President Barack Obama’s mandate to require all employers and public universities to provide free contraception, with the exception of some religious institutions, is still being fought in churches and by conservatives who say that it is not enough. It is now known as the “Contraception Compromise.”
It all began Jan. 20, when it was reported that U.S. Department of Health and Human Services Secretary Kathleen Sebelius released a statement with the issued mandate.
“Today the department is announcing that the final rule on preventive health services will ensure that women with health insurance coverage will have access to the full range of the Institute of Medicine’s recommended preventive services, including all FDA-approved forms of contraception,” Sebelius said in a U.S Department of Health and Human Services news release.
The controversy continued in a meeting in the Oval Office a few weeks later where President Obama, New York Archbishop Timothy Dolan, Joshua DuBois, the White House director of faith-based initiatives and Vice President Joe Biden debated the idea of mandatory contraception coverage by church-run hospitals and colleges.
“…We’ve reached a decision on how to move forward. Under the rule, women will still have access to preventive care that includes contraceptive services — no matter where they work. So that core principle remains,” said Obama in a press conference to announce the decision for the compromise.
On the morning of Feb. 16, the Committee on Oversight and Government Reform met in Congress to to hear “Lines Crossed: Separation of Church and State. Has the Obama Administration Trampled on Freedom of Religion and Freedom of Conscience?” which was a panel comprised of inter-religious authorities from Catholicism to Judaism.
“Southern Baptists and people of other various faith communities are outraged with President Obama’s so-called compromise on his administration’s abortion mandate,” said Richard Land, president of the Southern Baptist Convention’s Ethics & Religious Liberty Commission. “In his attempt to mollify his radical pro-abortion supporters, President Obama has declared that individual conscience is subject to government edict.”
The most famous line of the day from the hearing came from Carolyn Maloney (D-N.Y.), where she asked, “Where are the women? I don’t see one single woman here on the panel,” she said, underscoring the perspective of the political left that have, as they claim, “left out women from the debate.”
“Since all reasonable objections by religious groups have now been fully accommodated, it’s now clearer than ever that anyone who still opposes this plan really just opposes affordable access to birth control — period,” stated the Center for American Progress Action Fund, a liberal think tank in Washington, D.C.
Obama and many others have labeled this as a “Catholic issue,” but other Christian groups have taken a strong stance as well.
“I’m not a Catholic, but I stand in 100 percent solidarity with my brothers & sisters to practice their belief against govt pressure,” said Rick Warren, pastor and author of the bestseller The Purpose Driven Life, on his Twitter page. “I’d go to jail rather than cave in to a government mandate that violates what God commands us to do.

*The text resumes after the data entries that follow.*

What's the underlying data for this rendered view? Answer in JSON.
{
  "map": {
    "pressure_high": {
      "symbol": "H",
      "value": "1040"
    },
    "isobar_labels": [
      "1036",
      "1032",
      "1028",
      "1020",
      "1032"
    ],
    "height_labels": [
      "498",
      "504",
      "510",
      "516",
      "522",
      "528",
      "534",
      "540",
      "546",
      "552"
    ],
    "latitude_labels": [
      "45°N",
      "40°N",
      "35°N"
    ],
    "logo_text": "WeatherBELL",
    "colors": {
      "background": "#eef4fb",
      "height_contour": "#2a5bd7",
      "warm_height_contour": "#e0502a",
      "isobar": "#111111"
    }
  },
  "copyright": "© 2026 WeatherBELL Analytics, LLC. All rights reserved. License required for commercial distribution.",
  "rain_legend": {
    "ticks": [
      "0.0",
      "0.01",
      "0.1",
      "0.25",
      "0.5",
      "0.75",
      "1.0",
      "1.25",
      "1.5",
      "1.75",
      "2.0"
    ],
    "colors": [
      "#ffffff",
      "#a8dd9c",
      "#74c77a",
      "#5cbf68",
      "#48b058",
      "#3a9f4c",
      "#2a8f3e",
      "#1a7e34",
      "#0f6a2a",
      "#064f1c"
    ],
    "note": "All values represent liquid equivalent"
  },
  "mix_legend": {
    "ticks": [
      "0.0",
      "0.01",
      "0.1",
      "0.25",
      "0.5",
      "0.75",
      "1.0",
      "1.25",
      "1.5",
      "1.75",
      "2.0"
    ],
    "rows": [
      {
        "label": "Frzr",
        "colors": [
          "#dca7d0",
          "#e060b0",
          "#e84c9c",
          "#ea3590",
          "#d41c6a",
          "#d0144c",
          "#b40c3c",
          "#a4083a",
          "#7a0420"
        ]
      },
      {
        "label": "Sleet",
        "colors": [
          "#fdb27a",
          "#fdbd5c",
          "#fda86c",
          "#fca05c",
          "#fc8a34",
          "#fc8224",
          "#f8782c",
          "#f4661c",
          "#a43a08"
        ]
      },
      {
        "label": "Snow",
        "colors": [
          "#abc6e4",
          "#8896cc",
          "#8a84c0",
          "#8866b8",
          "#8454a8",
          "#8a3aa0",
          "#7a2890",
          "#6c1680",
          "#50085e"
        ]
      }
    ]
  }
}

Would you? Acts 5:29,” he said in another tweet.
Both sides of the aisle are accusing each other of a “war on culture.” Those on the right say Obama’s intention is to disassemble religious, social and economic liberty. From the liberal perspective, it means an unwillingness from the right to make allowances to health care, social reform and economic fairness.
The mandate is set to be effective August 2012, just in time for Cal State Fullerton students to begin the fall semester. According to the bill, students insured by CSUF’s student health insurance would be able to receive contraceptive services via the Student Health and Counseling Center.
The fiscal impact of the bill on the California State University system is unknown at this time.